Shortfall spurs action

While society at large – and often our personal lives – are touched by cancer in its many forms, most of our attention, donations and corporate sponsorship support in the fight against cancer is focused on patient treatment.

Unfortunately, there is a collective lack of awareness of how under-resourced cancer researchers are globally in their fight to advance their work to find and validate new treatments and pharmaceuticals.

While most academic and some publicly funded compute resources are available to the community, these tools are typically not offered free of charge and are capacity constrained.

Furthermore, it’s not uncommon for researchers to wait months or years for a slice of time on a supercomputer platform to conduct critical elements of their research.

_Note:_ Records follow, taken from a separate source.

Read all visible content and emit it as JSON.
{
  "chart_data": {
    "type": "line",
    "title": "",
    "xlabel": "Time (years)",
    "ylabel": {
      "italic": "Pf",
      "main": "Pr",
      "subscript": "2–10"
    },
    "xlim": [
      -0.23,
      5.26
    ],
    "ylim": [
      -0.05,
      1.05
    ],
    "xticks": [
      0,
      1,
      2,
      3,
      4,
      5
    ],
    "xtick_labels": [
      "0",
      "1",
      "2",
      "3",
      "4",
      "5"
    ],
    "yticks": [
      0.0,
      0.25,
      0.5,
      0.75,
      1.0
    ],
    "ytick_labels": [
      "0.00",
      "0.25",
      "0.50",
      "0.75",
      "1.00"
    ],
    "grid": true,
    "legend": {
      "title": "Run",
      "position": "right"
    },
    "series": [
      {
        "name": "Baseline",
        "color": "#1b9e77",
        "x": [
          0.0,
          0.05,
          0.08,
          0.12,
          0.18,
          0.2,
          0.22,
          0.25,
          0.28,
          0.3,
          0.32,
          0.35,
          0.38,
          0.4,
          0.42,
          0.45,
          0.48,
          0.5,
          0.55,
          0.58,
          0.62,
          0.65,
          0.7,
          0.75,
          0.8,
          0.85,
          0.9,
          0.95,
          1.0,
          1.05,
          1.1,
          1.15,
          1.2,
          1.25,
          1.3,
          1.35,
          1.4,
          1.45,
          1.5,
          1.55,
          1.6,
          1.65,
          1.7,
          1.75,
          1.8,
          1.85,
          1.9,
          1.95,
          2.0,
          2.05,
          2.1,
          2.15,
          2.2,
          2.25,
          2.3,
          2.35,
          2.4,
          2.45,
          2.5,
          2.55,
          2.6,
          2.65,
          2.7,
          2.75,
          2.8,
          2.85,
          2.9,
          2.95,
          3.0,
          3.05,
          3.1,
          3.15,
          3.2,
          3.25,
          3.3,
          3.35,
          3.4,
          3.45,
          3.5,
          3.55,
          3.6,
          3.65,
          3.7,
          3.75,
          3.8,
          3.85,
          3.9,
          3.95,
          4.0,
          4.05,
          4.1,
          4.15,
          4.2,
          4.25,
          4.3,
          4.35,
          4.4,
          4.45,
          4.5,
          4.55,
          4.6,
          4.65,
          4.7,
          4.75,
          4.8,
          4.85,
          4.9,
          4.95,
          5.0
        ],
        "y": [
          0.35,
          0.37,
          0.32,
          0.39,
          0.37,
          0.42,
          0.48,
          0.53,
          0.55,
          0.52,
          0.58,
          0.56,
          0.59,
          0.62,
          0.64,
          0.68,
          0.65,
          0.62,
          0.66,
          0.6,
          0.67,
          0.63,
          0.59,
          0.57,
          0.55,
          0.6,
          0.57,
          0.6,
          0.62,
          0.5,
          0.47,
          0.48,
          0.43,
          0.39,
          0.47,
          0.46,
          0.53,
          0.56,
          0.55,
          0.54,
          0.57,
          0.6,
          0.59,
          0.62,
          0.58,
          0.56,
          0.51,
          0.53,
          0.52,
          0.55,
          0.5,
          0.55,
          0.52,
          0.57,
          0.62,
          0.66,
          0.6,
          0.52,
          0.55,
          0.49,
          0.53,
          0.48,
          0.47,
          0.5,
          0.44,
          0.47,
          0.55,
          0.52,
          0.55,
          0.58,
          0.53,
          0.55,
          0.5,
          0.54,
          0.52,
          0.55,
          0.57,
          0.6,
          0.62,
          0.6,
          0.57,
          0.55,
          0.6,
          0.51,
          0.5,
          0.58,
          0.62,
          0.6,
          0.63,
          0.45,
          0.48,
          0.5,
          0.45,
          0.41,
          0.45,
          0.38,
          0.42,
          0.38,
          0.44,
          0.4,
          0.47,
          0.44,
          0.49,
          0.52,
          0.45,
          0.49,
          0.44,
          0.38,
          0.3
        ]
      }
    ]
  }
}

It was this shortfall that spurred Chartier to take on the challenge. In just a few short years, Cancer Computer’s innovative business model – powered by its team of dedicated volunteers and corporate sponsors – have propelled the social enterprise to one of the top-performing infrastructure contributors to the fight against cancer globally.

Incorporated as a Canadian not-for-profit with CRA charitable status, Cancer Computer operates in what Nelson describes as the “Goldilocks zone” – a nod to the use of the phrase to describe a “just right” space where everyone supporting Cancer Computer benefits.

On one side of the business model, Nelson and the team find corporate sponsors that donate various hardware elements, servers, storage arrays, racks and power supplies, all of which have typically reached the end of their life in a production environment.

This point in time is typically also when the financial capital depreciation benefits have been exhausted and the point where, after three or four years, the market’s natural evolution has delivered faster processors, more efficient storage and lower operating costs that power the natural IT replacement and upgrade cycle.

Hardware donated to Cancer Computer is supported by an eligible offsetting tax deduction for the corporate sponsor along with the community and staff goodwill benefits.

The Cancer Computer team then works to reconfigure, upgrade where possible and redeploy the hardware into one of their growing number of sponsor supported data centre partner locations across Canada.

Here at 390 March Rd., Purecolo – along with DNS Networks, a managed IT service provider – have come together in a perfect depiction of Cancer Computer at work.

The hardware was deployed into a DNS Network infrastructure hosted by Purecolo, and today a team of cancer researchers are using it to model drug and protein interactions inside a virtual lab run by Cancer Computer.

That’s a social enterprise in action – and it’s happening right here in Kanata.

 

Tyler Nelson is the executive director of Cancer Computer. Roy Chartier is the organization’s ‎chief technology officer.